All of which points to the fact that owners and managers are endowed with
responsibility not as a natural part of their positions, but as a derivative
part of the contractual positions.
My
argument, here, is that there is nothing in the idea of the free market system
that defines and limits the responsibilities of businesses. Rather, those
definitions and limits come into play in the contractual intermediation that
brings businesses into existence. One could easily require all corporations to
have a portfolio of ‘social responsibilities’ that would bear on the
contractual responsibilities of owners and employees alike without, theoretically,
damaging the free enterprise system. The
year Friedman published his influential essay, J.W. Hurst published a history
of the corporation in the U.S. “The legitimacy of the Business Corporation in
the Law of the United States”, which disproves Friedman’s principle, at least
as regards the evolution of the corporation in the United States. Hurst shows
how business went from being unchartered by the state to being chartered, and
how the owners and managers were endowed with or developed their degree of
power over the business enterprise. As Hurst points out, in the colonies and in the
pre-bellum U.S., “the legistlature’s grant was necessary to incorporation… that
it authoritatively fixed the scope and content of corporate organization.”

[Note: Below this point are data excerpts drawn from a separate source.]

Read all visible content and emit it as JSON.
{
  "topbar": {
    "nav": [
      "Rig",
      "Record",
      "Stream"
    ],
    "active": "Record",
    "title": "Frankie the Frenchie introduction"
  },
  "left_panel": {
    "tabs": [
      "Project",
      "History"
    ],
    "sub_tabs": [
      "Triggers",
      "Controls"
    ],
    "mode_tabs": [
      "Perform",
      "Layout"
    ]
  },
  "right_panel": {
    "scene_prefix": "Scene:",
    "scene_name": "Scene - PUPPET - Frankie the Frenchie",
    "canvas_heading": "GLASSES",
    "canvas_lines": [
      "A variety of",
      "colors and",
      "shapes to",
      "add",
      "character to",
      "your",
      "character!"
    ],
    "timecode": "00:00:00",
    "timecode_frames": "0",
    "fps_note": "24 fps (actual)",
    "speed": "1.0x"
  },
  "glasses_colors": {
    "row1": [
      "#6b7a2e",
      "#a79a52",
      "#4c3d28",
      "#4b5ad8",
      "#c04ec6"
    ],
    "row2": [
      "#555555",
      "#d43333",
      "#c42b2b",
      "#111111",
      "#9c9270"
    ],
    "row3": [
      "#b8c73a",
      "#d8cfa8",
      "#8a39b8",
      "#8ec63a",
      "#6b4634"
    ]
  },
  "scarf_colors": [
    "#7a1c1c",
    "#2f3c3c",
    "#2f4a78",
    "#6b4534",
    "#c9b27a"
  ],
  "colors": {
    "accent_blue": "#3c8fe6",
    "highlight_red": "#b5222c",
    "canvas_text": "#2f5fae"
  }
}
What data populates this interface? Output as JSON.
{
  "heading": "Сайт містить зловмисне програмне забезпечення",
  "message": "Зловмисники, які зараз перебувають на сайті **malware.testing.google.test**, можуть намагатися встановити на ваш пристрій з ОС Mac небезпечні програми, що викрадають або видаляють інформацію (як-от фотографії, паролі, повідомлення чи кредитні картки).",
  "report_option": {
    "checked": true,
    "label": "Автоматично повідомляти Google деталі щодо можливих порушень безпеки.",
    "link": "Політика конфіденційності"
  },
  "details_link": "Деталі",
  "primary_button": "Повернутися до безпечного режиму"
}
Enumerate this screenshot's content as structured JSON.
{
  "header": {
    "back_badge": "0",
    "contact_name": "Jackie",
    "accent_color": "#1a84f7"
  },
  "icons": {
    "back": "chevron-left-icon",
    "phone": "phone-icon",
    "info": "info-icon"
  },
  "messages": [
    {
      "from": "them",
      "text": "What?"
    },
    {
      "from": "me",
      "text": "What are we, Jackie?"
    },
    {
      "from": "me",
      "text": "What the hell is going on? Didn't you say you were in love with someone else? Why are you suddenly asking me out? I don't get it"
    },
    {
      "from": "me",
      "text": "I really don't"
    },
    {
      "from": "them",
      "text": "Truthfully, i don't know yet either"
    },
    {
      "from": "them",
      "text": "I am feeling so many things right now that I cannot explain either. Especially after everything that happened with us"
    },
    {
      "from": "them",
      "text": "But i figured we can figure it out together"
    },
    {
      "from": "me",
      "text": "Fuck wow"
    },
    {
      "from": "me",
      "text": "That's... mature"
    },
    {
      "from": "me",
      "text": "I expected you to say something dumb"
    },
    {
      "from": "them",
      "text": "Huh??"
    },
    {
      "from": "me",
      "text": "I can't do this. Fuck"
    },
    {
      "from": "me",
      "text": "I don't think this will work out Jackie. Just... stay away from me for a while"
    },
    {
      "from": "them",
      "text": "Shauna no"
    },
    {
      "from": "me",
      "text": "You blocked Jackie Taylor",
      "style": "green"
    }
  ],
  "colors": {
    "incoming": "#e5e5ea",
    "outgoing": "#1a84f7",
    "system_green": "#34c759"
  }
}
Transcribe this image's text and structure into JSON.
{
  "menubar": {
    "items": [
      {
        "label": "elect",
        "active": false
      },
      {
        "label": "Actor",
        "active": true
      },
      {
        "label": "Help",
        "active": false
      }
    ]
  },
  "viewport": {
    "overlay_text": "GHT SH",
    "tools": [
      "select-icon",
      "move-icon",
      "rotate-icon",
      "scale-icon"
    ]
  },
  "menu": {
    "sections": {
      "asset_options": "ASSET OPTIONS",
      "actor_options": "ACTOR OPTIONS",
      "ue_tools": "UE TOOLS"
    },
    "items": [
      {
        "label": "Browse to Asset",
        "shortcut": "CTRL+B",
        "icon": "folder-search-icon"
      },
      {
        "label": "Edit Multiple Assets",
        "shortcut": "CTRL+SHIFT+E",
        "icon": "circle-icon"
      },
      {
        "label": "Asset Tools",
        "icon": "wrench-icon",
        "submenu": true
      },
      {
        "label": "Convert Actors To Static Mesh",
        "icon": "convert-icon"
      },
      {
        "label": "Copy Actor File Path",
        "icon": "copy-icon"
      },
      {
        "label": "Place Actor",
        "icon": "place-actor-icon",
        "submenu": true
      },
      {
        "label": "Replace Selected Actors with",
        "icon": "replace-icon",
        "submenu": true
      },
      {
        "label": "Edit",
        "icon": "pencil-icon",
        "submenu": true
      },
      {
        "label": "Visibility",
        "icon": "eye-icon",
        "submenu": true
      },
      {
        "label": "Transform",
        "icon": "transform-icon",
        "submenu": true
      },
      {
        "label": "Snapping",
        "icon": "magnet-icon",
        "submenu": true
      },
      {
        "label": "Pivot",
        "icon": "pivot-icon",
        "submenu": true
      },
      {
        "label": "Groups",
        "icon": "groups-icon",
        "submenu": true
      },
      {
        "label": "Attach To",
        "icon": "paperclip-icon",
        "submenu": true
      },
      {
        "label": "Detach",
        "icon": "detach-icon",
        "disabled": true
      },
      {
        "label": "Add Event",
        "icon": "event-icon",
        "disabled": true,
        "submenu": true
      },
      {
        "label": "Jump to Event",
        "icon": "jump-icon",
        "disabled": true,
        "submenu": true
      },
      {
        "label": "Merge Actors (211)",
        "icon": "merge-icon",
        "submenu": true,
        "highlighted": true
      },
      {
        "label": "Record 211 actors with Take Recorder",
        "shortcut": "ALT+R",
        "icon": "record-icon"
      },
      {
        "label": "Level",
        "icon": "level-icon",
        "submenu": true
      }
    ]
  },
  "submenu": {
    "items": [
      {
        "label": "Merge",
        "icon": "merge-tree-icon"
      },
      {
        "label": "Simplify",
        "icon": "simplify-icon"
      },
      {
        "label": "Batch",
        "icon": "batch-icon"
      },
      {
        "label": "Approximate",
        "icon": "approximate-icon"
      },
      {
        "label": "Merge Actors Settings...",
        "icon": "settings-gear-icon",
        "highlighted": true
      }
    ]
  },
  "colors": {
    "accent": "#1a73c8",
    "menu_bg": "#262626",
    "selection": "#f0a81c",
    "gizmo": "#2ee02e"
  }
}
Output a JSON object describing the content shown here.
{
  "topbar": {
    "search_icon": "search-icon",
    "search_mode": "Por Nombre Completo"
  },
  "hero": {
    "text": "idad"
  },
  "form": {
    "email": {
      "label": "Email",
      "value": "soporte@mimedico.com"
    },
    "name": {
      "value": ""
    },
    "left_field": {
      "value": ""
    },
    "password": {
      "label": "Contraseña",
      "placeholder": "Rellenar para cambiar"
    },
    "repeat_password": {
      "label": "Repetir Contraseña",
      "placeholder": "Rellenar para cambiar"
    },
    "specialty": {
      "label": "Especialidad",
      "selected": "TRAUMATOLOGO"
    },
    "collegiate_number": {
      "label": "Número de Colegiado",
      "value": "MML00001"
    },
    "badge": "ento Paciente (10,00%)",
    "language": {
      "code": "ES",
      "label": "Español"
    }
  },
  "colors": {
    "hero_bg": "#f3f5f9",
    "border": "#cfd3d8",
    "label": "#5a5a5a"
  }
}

Which means, simply, that businesses can have multiple purposes designed into
their papers of incorporation. For instance, the state can decide that it doesn’t
want to be burdened with the negative externalities of business – pollution,
for instance – and make the corporation responsible for taking care of those
externalities. At the same time, the state can desire that the enterprise
undertake its business because it views the undertaking as a social good. And
thus it can bring together a number of social purposes in the corporation,
without thereby destroying the corporation as an entity.
Battering
down the idea that the social responsibility of business is to make a profit is
an excellent way of making businesses socially positive once again. It is
certainly high time to rewrite the rules of incorporation, including the
pernicious rule that allows interstate companies to incorporate under the rules
of some selected state – interstate companies should incorporate at the
national level with the Commerce Department. This simple rule would be a small start
in bringing the plutocracy to heel, at least in the States.